Di kalangan para pelajar dan mahasiswa kebiasaan
menyontek ketika ujian berlangsung dan membeli bocoran kunci jawaban Ujian
Akhir Nasional (UAN) merupakan fakta yang makin men-justifikasi akan adanya
degradasi karakter bangsa saat ini.
Keprihatinan akan semakin runtuhnya karakter bangsa ini telah banyak
dilontarkan berbagai kalangan yang masih peduli terhadap nasib bangsa ini ke
depan. Pihak yang paling banyak menyatakan keprihatinan ini adalah tokoh-tokoh
agama, kalangan Lembaga Swadaya Masyarakat (LSM), akademisi, para budayawan,
dan masyarakat akar rumput yang dapat dibaca dan dilihat misalnya pada media
cetak dan elektronik, serta pembicaraan pada jejaring sosial seperti facebook dan twitter.

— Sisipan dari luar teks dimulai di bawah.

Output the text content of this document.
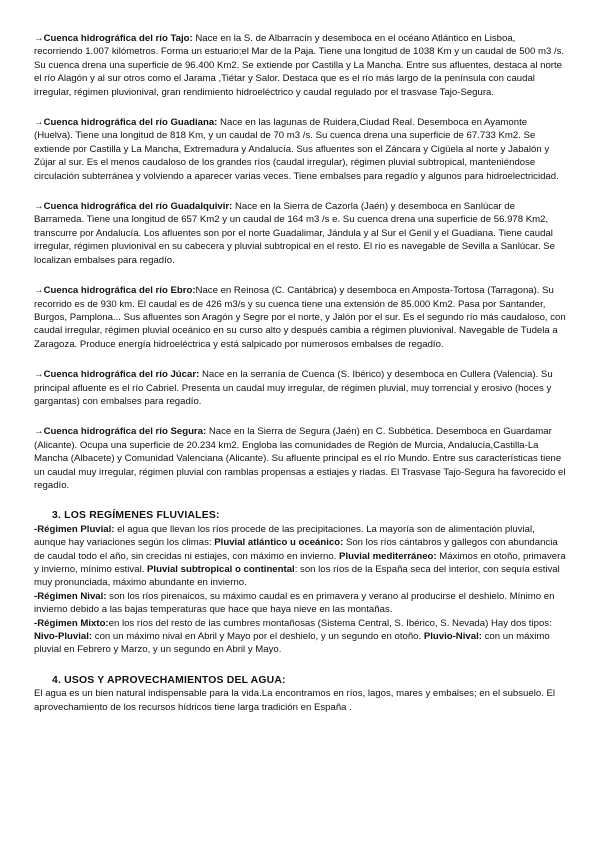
→Cuenca hidrográfica del río Tajo: Nace en la S. de Albarracín y desemboca en el océano Atlántico en Lisboa, recorriendo 1.007 kilómetros. Forma un estuario;el Mar de la Paja. Tiene una longitud de 1038 Km y un caudal de 500 m3 /s. Su cuenca drena una superficie de 96.400 Km2. Se extiende por Castilla y La Mancha. Entre sus afluentes, destaca al norte el río Alagón y al sur otros como el Jarama ,Tiétar y Salor. Destaca que es el río más largo de la península con caudal irregular, régimen pluvionival, gran rendimiento hidroeléctrico y caudal regulado por el trasvase Tajo-Segura.

→Cuenca hidrográfica del río Guadiana: Nace en las lagunas de Ruidera,Ciudad Real. Desemboca en Ayamonte (Huelva). Tiene una longitud de 818 Km, y un caudal de 70 m3 /s. Su cuenca drena una superficie de 67.733 Km2. Se extiende por Castilla y La Mancha, Extremadura y Andalucía. Sus afluentes son el Záncara y Cigüela al norte y Jabalón y Zújar al sur. Es el menos caudaloso de los grandes ríos (caudal irregular), régimen pluvial subtropical, manteniéndose circulación subterránea y volviendo a aparecer varias veces. Tiene embalses para regadío y algunos para hidroelectricidad.

→Cuenca hidrográfica del río Guadalquivir: Nace en la Sierra de Cazorla (Jaén) y desemboca en Sanlúcar de Barrameda. Tiene una longitud de 657 Km2 y un caudal de 164 m3 /s e. Su cuenca drena una superficie de 56.978 Km2, transcurre por Andalucía. Los afluentes son por el norte Guadalimar, Jándula y al Sur el Genil y el Guadiana. Tiene caudal irregular, régimen pluvionival en su cabecera y pluvial subtropical en el resto. El río es navegable de Sevilla a Sanlúcar. Se localizan embalses para regadío.

→Cuenca hidrográfica del río Ebro:Nace en Reinosa (C. Cantábrica) y desemboca en Amposta-Tortosa (Tarragona). Su recorrido es de 930 km. El caudal es de 426 m3/s y su cuenca tiene una extensión de 85.000 Km2. Pasa por Santander, Burgos, Pamplona... Sus afluentes son Aragón y Segre por el norte, y Jalón por el sur. Es el segundo río más caudaloso, con caudal irregular, régimen pluvial oceánico en su curso alto y después cambia a régimen pluvionival. Navegable de Tudela a Zaragoza. Produce energía hidroeléctrica y está salpicado por numerosos embalses de regadío.

→Cuenca hidrográfica del río Júcar: Nace en la serranía de Cuenca (S. Ibérico) y desemboca en Cullera (Valencia). Su principal afluente es el río Cabriel. Presenta un caudal muy irregular, de régimen pluvial, muy torrencial y erosivo (hoces y gargantas) con embalses para regadío.

→Cuenca hidrográfica del río Segura: Nace en la Sierra de Segura (Jaén) en C. Subbética. Desemboca en Guardamar (Alicante). Ocupa una superficie de 20.234 km2. Engloba las comunidades de Región de Murcia, Andalucía,Castilla-La Mancha (Albacete) y Comunidad Valenciana (Alicante). Su afluente principal es el río Mundo. Entre sus características tiene un caudal muy irregular, régimen pluvial con ramblas propensas a estiajes y riadas. El Trasvase Tajo-Segura ha favorecido el regadío.

3. LOS REGÍMENES FLUVIALES:

-Régimen Pluvial: el agua que llevan los ríos procede de las precipitaciones. La mayoría son de alimentación pluvial, aunque hay variaciones según los climas: Pluvial atlántico u oceánico: Son los ríos cántabros y gallegos con abundancia de caudal todo el año, sin crecidas ni estiajes, con máximo en invierno. Pluvial mediterráneo: Máximos en otoño, primavera y invierno, mínimo estival. Pluvial subtropical o continental: son los ríos de la España seca del interior, con sequía estival muy pronunciada, máximo abundante en invierno.

-Régimen Nival: son los ríos pirenaicos, su máximo caudal es en primavera y verano al producirse el deshielo. Mínimo en invierno debido a las bajas temperaturas que hace que haya nieve en las montañas.

-Régimen Mixto:en los ríos del resto de las cumbres montañosas (Sistema Central, S. Ibérico, S. Nevada) Hay dos tipos: Nivo-Pluvial: con un máximo nival en Abril y Mayo por el deshielo, y un segundo en otoño. Pluvio-Nival: con un máximo pluvial en Febrero y Marzo, y un segundo en Abril y Mayo.

4. USOS Y APROVECHAMIENTOS DEL AGUA:

El agua es un bien natural indispensable para la vida.La encontramos en ríos, lagos, mares y embalses; en el subsuelo. El aprovechamiento de los recursos hídricos tiene larga tradición en España .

Degradasi karakter atau moralitas bangsa ini
berdasarkan fakta yang ada memang telah memasuki tahap yang amat kronis dan
akut. Sebagai contoh perilaku korup tidak saja dimiliki oleh kalangan tertentu
saja tetapi telah merata hampir pada semua lapisan masyarakat dari yang paling
rendah sampai ke kalangan elit pemimpin bangsa. Ironisnya lagi hal tersebut
dilakukan tidak secara sendiri-sendiri melainkan secara
kolektif/berjamaah.
Korupsi dilakukan secara sistemik, terorganisasi,
dan oleh sebab itu telah direncanakan secara rapi sejak awal. Karena bersifat
sistemik dan menyangkut kalangan penguasa (politisi) dan birokrat secara massif
maka sangat sulit untuk membongkar kasus korupsi dan membawa pelakunya ke meja
hijau. Contoh, kasus Century, Hambalang, Wisma Atlit, BLBI, dan sebagainya.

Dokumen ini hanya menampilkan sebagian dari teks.